The first two holes at Barnbougle Dunes are good holes that play into the generally prevailing wind. We played as the last group on a beautiful autumn day with a three club wind, so we got to experience the course as it was meant to be played.
The course really begins on the third hole, in my view. We played without a caddie and aside from a 100 meter marker and a 150 meter marker there are no other markers; and we didn’t take a yardage book. The third tee box is set atop a dune, and it took us awhile to figure out where the fairway was. It is a 306 meter (add 10% for yards) par four with a blind tee shot played sharply off to your left. As I think is one of Doak’s core competencies, he excels at short par fours, and this one is no exception. The fairway slopes steeply right to left and is bisected by a ridge. Because of the prevailing wind, most likely your ball will end up on the left side of the fairway, leaving a significant uphill and potentially blind shot to a beautiful green set in a sand dune.
The 359 meter par four sixth hole plays from an elevated tee box along Bass Strait among the dunes.
The seventh is a beautiful little 100 meter par three nestled within the dunes and visually reminds me of the par three fourteenth hole at Maidstone. It is a very difficult green to hit because it has rounded edges that repel balls away from it. The green design is borderline diabolical. I hit a good shot pin high and proceeded to putt off the green. The green has so many different humps and sections that you have to be coming in at precisely the right trajectory and shot angle to hold it off the tee.
The eighth hole is the #1 stroke index hole on the course. It has a wide and generous split fairway. It is 417 meters and features an elevated green with a narrow slot to hit through.
The front nine holes play on the left hand side of the clubhouse and the back nine is laid out among the dunes along the right side of the clubhouse. I thought holes nine through twelve to be good but not great holes. Perhaps it is just natural to be let down a little after playing such breathtaking holes as three through eight that the others don’t equal the same level.
The par three thirteenth hole is a real gem. Doak’s inspiration was an Alister MacKenzie hole at Sitwell Park that no longer exists. It plays 167 meters and features a green built in the buried elephant style.

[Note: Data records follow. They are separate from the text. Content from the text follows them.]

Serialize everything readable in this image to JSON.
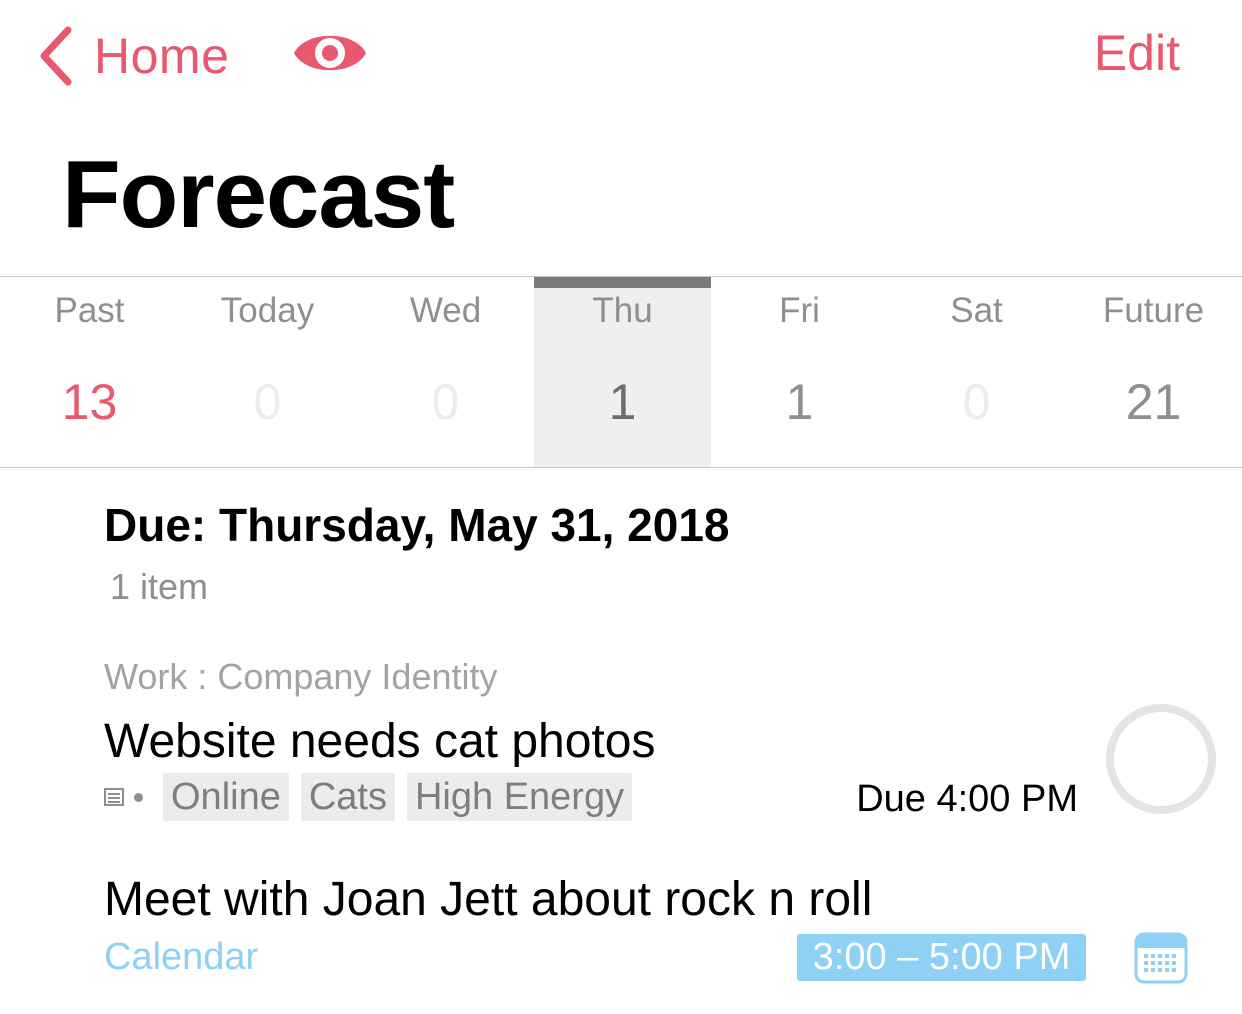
{
  "nav": {
    "back_label": "Home",
    "edit_label": "Edit"
  },
  "page_title": "Forecast",
  "colors": {
    "accent": "#e8586f",
    "calendar": "#8fd0f5",
    "secondary": "#8e8e93"
  },
  "days": [
    {
      "name": "Past",
      "count": "13",
      "count_color": "#e8586f",
      "selected": false
    },
    {
      "name": "Today",
      "count": "0",
      "count_color": "#ececec",
      "selected": false
    },
    {
      "name": "Wed",
      "count": "0",
      "count_color": "#ececec",
      "selected": false
    },
    {
      "name": "Thu",
      "count": "1",
      "count_color": "#6d6d6d",
      "selected": true
    },
    {
      "name": "Fri",
      "count": "1",
      "count_color": "#8e8e93",
      "selected": false
    },
    {
      "name": "Sat",
      "count": "0",
      "count_color": "#ececec",
      "selected": false
    },
    {
      "name": "Future",
      "count": "21",
      "count_color": "#8e8e93",
      "selected": false
    }
  ],
  "section": {
    "heading": "Due: Thursday, May 31, 2018",
    "count": "1 item"
  },
  "task": {
    "project": "Work : Company Identity",
    "title": "Website needs cat photos",
    "tags": [
      "Online",
      "Cats",
      "High Energy"
    ],
    "due": "Due 4:00 PM"
  },
  "event": {
    "title": "Meet with Joan Jett about rock n roll",
    "calendar": "Calendar",
    "time": "3:00 – 5:00 PM"
  }
}
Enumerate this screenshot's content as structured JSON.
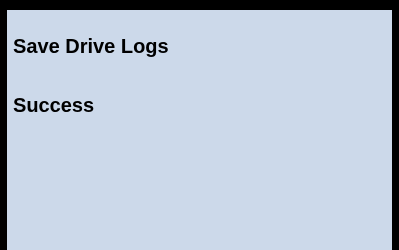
{
  "screen": {
    "title": "Save Drive Logs",
    "status": "Success",
    "background_color": "#ccd9ea",
    "border_color": "#000000"
  }
}
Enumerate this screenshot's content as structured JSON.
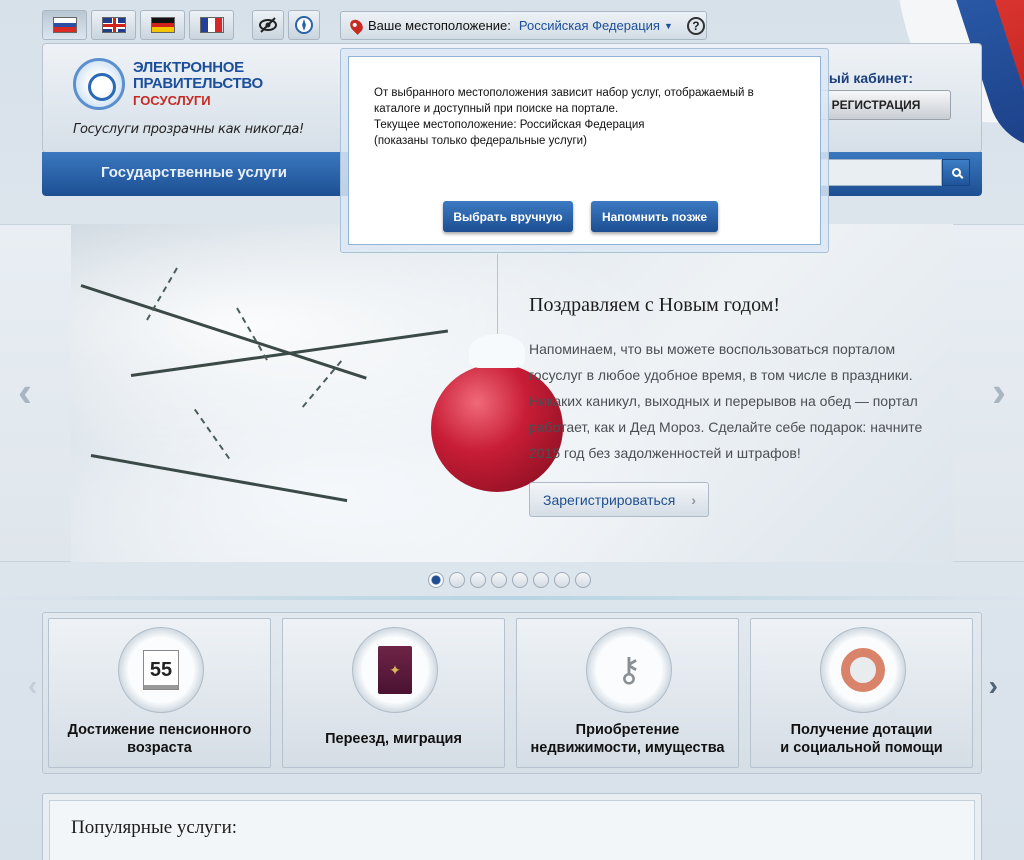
{
  "languages": [
    {
      "code": "ru",
      "active": true
    },
    {
      "code": "uk",
      "active": false
    },
    {
      "code": "de",
      "active": false
    },
    {
      "code": "fr",
      "active": false
    }
  ],
  "tools": {
    "accessibility_icon": "eye-icon",
    "compass_icon": "compass-icon"
  },
  "location": {
    "label": "Ваше местоположение:",
    "value": "Российская Федерация",
    "help": "?"
  },
  "logo": {
    "line1": "ЭЛЕКТРОННОЕ",
    "line2": "ПРАВИТЕЛЬСТВО",
    "line3": "ГОСУСЛУГИ",
    "slogan": "Госуслуги прозрачны как никогда!"
  },
  "cabinet": {
    "title": "ый кабинет:",
    "register": "РЕГИСТРАЦИЯ"
  },
  "nav": {
    "item": "Государственные услуги"
  },
  "modal": {
    "line1": "От выбранного местоположения зависит набор услуг, отображаемый в каталоге и доступный при поиске на портале.",
    "line2": "Текущее местоположение: Российская Федерация",
    "line3": "(показаны только федеральные услуги)",
    "btn_manual": "Выбрать вручную",
    "btn_later": "Напомнить позже"
  },
  "banner": {
    "title": "Поздравляем с Новым годом!",
    "text": "Напоминаем, что вы можете воспользоваться порталом госуслуг в любое удобное время, в том числе в праздники. Никаких каникул, выходных и перерывов на обед — портал работает, как и Дед Мороз. Сделайте себе подарок: начните 2015 год без задолженностей и штрафов!",
    "button": "Зарегистрироваться",
    "active_slide": 1,
    "slide_count": 8
  },
  "categories": [
    {
      "line1": "Достижение пенсионного",
      "line2": "возраста",
      "icon": "calendar-icon",
      "icon_text": "55"
    },
    {
      "line1": "",
      "line2": "Переезд, миграция",
      "icon": "passport-icon"
    },
    {
      "line1": "Приобретение",
      "line2": "недвижимости, имущества",
      "icon": "keys-icon"
    },
    {
      "line1": "Получение дотации",
      "line2": "и социальной помощи",
      "icon": "lifebuoy-icon"
    }
  ],
  "popular": {
    "title": "Популярные услуги:"
  },
  "colors": {
    "brand_blue": "#1b4f9c",
    "brand_red": "#c62a22",
    "nav_blue": "#2a64ab"
  }
}
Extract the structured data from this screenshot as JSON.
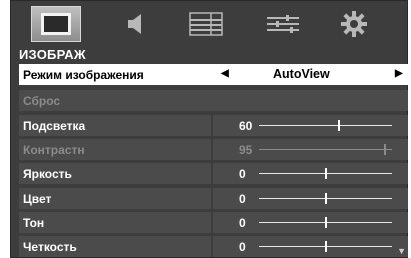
{
  "tabs": [
    {
      "icon": "picture-icon",
      "active": true
    },
    {
      "icon": "speaker-icon",
      "active": false
    },
    {
      "icon": "channel-list-icon",
      "active": false
    },
    {
      "icon": "settings-sliders-icon",
      "active": false
    },
    {
      "icon": "gear-icon",
      "active": false
    }
  ],
  "section_title": "ИЗОБРАЖ",
  "picture_mode": {
    "label": "Режим изображения",
    "value": "AutoView"
  },
  "reset_label": "Сброс",
  "sliders": [
    {
      "label": "Подсветка",
      "value": "60",
      "fraction": 0.6,
      "enabled": true
    },
    {
      "label": "Контрастн",
      "value": "95",
      "fraction": 0.95,
      "enabled": false
    },
    {
      "label": "Яркость",
      "value": "0",
      "fraction": 0.5,
      "enabled": true
    },
    {
      "label": "Цвет",
      "value": "0",
      "fraction": 0.5,
      "enabled": true
    },
    {
      "label": "Тон",
      "value": "0",
      "fraction": 0.5,
      "enabled": true
    },
    {
      "label": "Четкость",
      "value": "0",
      "fraction": 0.5,
      "enabled": true
    }
  ],
  "colors": {
    "background": "#3d3d3d",
    "row": "#4b4b4b",
    "selected_row": "#ffffff",
    "disabled_text": "#8b8b8b"
  }
}
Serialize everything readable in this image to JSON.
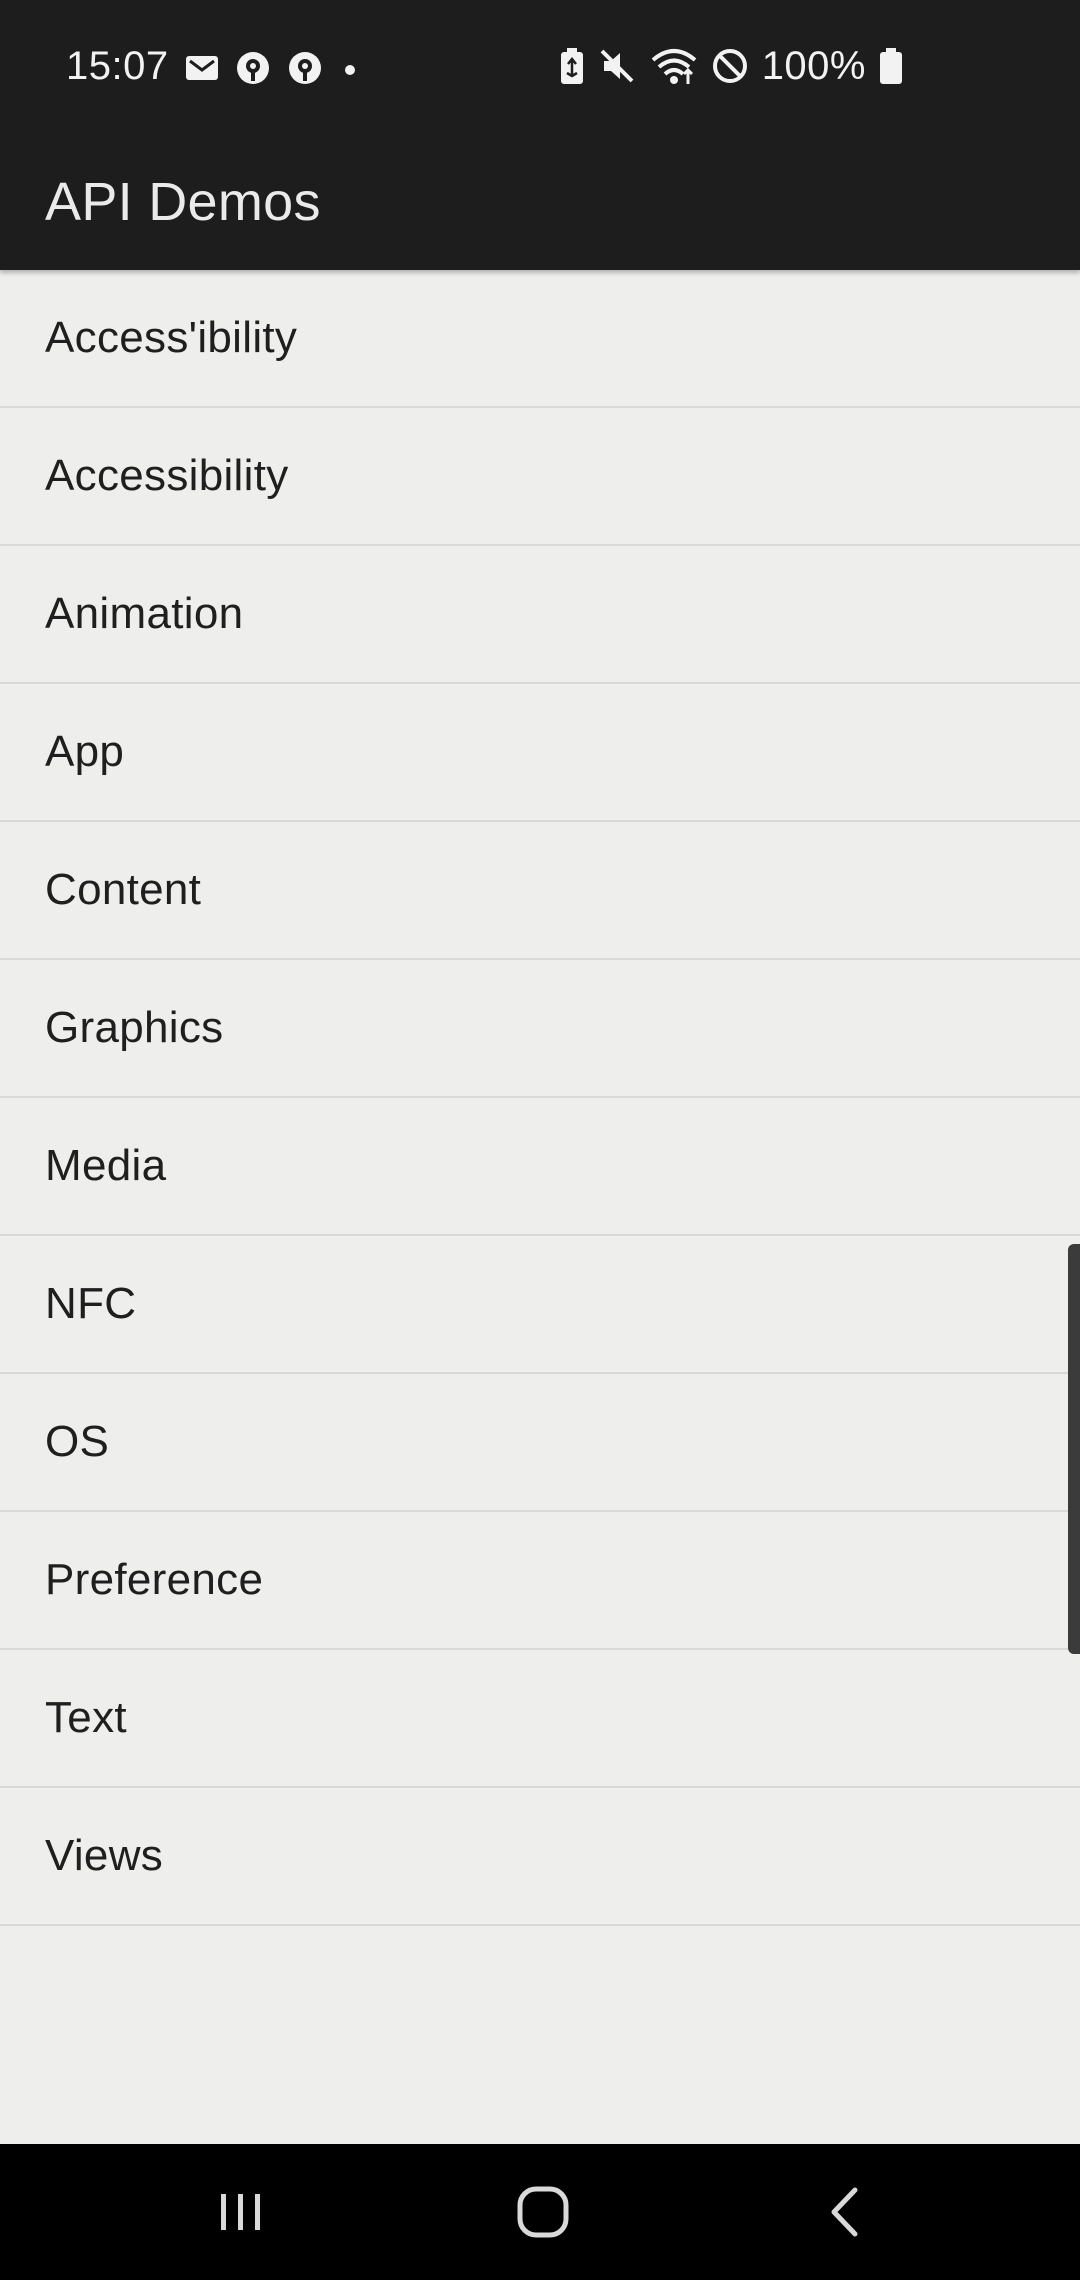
{
  "status_bar": {
    "time": "15:07",
    "battery_percent": "100%",
    "left_icons": [
      "gmail-icon",
      "location-pin-icon",
      "location-pin-icon",
      "notification-dot-icon"
    ],
    "right_icons": [
      "battery-saver-icon",
      "mute-icon",
      "wifi-icon",
      "do-not-disturb-icon",
      "battery-icon"
    ]
  },
  "app_bar": {
    "title": "API Demos",
    "background": "#1c1d1c"
  },
  "list": {
    "items": [
      {
        "label": "Access'ibility"
      },
      {
        "label": "Accessibility"
      },
      {
        "label": "Animation"
      },
      {
        "label": "App"
      },
      {
        "label": "Content"
      },
      {
        "label": "Graphics"
      },
      {
        "label": "Media"
      },
      {
        "label": "NFC"
      },
      {
        "label": "OS"
      },
      {
        "label": "Preference"
      },
      {
        "label": "Text"
      },
      {
        "label": "Views"
      }
    ]
  },
  "nav_bar": {
    "buttons": [
      "recent-apps-icon",
      "home-icon",
      "back-icon"
    ]
  }
}
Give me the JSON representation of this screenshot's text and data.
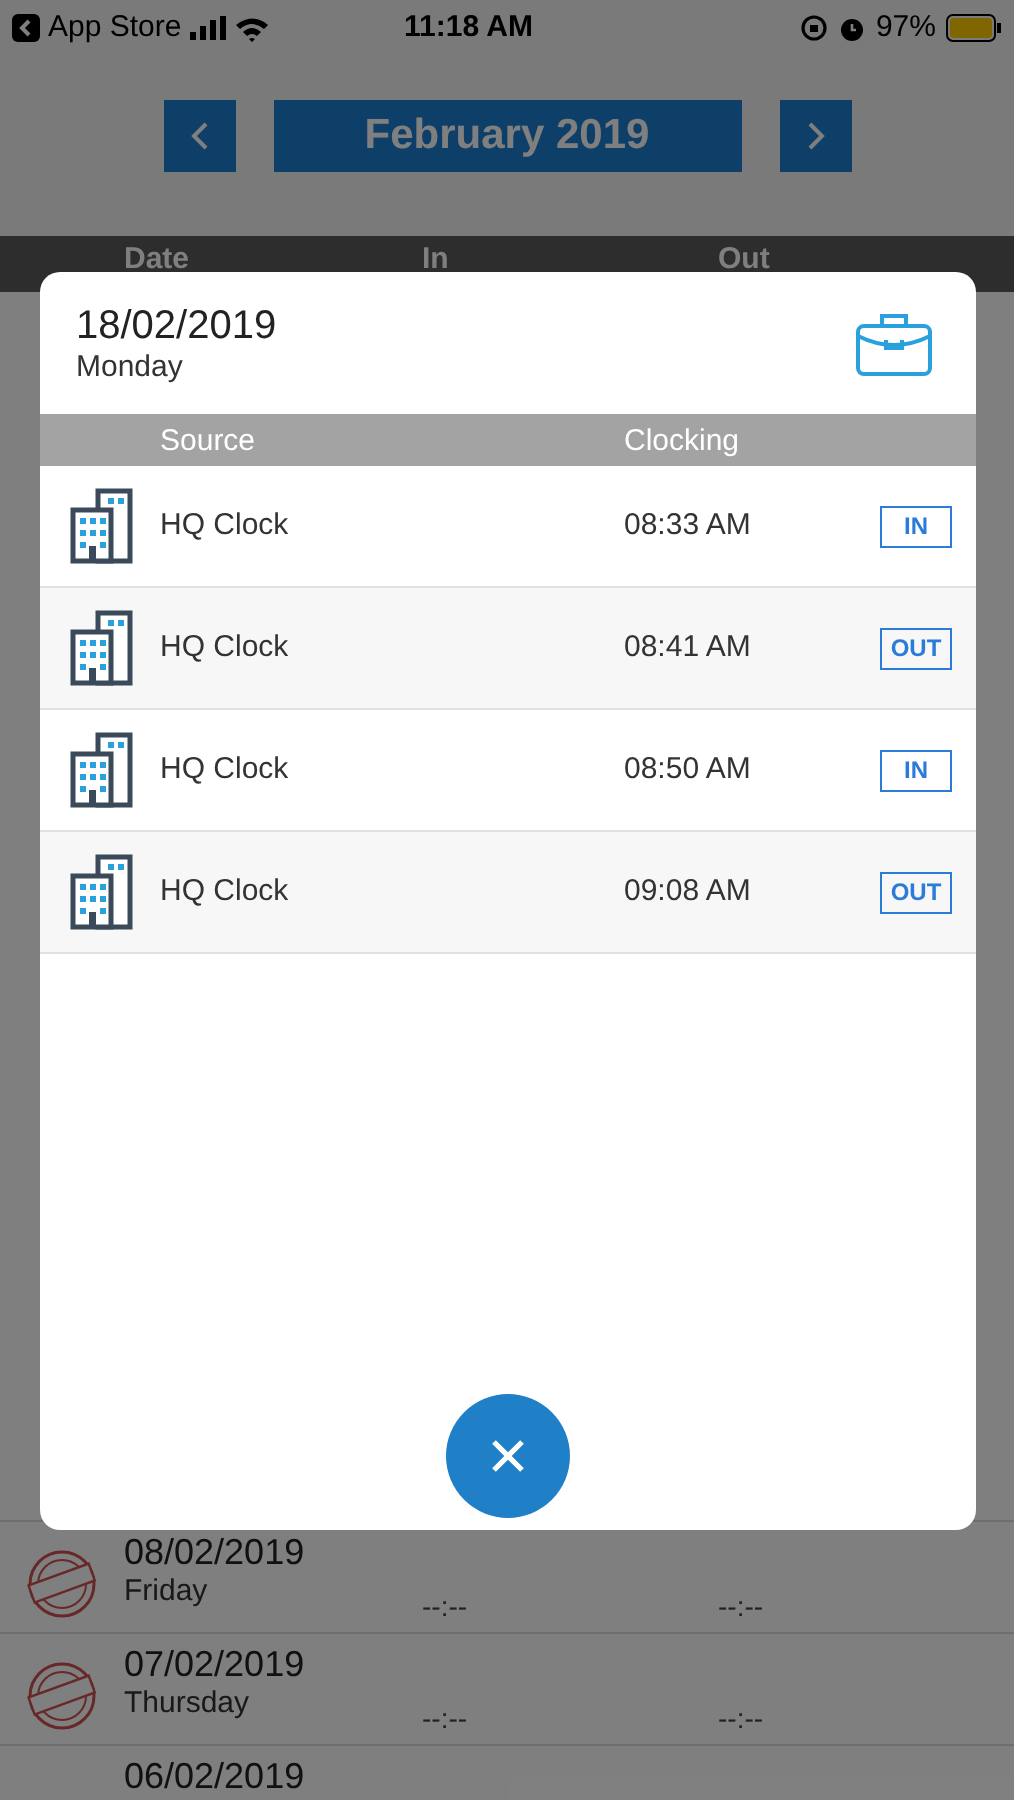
{
  "status_bar": {
    "back_app": "App Store",
    "time": "11:18 AM",
    "battery": "97%"
  },
  "month_nav": {
    "title": "February 2019"
  },
  "list_header": {
    "columns": [
      "Date",
      "In",
      "Out"
    ]
  },
  "days": [
    {
      "date": "08/02/2019",
      "weekday": "Friday",
      "kind": "absent",
      "in": "--:--",
      "out": "--:--"
    },
    {
      "date": "07/02/2019",
      "weekday": "Thursday",
      "kind": "absent",
      "in": "--:--",
      "out": "--:--"
    },
    {
      "date": "06/02/2019"
    }
  ],
  "dialog": {
    "date": "18/02/2019",
    "weekday": "Monday",
    "columns": [
      "Source",
      "Clocking"
    ],
    "clockings": [
      {
        "source": "HQ Clock",
        "time": "08:33 AM",
        "direction": "IN"
      },
      {
        "source": "HQ Clock",
        "time": "08:41 AM",
        "direction": "OUT"
      },
      {
        "source": "HQ Clock",
        "time": "08:50 AM",
        "direction": "IN"
      },
      {
        "source": "HQ Clock",
        "time": "09:08 AM",
        "direction": "OUT"
      }
    ]
  }
}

Holes fifteen and sixteen play along the Great Forester River, and across from the 16th green you can see the spectacular par three fourth green on Lost Farm. Given its unique geographic location, the color of the light in Tasmania is inspiring as you can see in the picture below near the fifteenth green. The whole point of golf in my view is to get out in fresh air and enjoy yourself. Playing golf here allows you to do it in spades; it really lifts your spirit and is exhilarating.
Sixteen is a 147 meter downhill par three. Regardless of what tees you are playing for the day, I recommend playing from the top tee box on sixteen as you have a great view of the sea, much of Barnbougle Dunes and much of Lost Farm.
The seventeenth hole reminded me of the hole by the same number at Durban Country Club, with its wildly undulating fairway. As throughout the entire course, one of the pleasures of playing a Doak design is the amount of shot variety you can hit. We were hitting bump and run and pitch shots all day long and putted from well off the green many times.
I thought the front nine was the clearly better of the two nines, but the whole place is special and worthy of the long journey. I liked it better than Doak's design at Pacific Dunes. The property is very hilly, the walk is demanding, and there are no riding golf carts.
Like at Sand Hills and the Bandon resort, there are cabins located on the property where you can stay overnight. The cabins at Barnbougle are as rustic and basic as anywhere I have ever stayed, and they have no amenities. They are for sleeping only and have two bedrooms with two beds each. I suggest bringing earplugs if your playing partners snore as loud as the dickheads I traveled with.
In a fortunate encounter for us, we bumped into James Boag for the first time in Tasmania. As luck would have it, we would find this Tassie native throughout Australia and got quite friendly with him.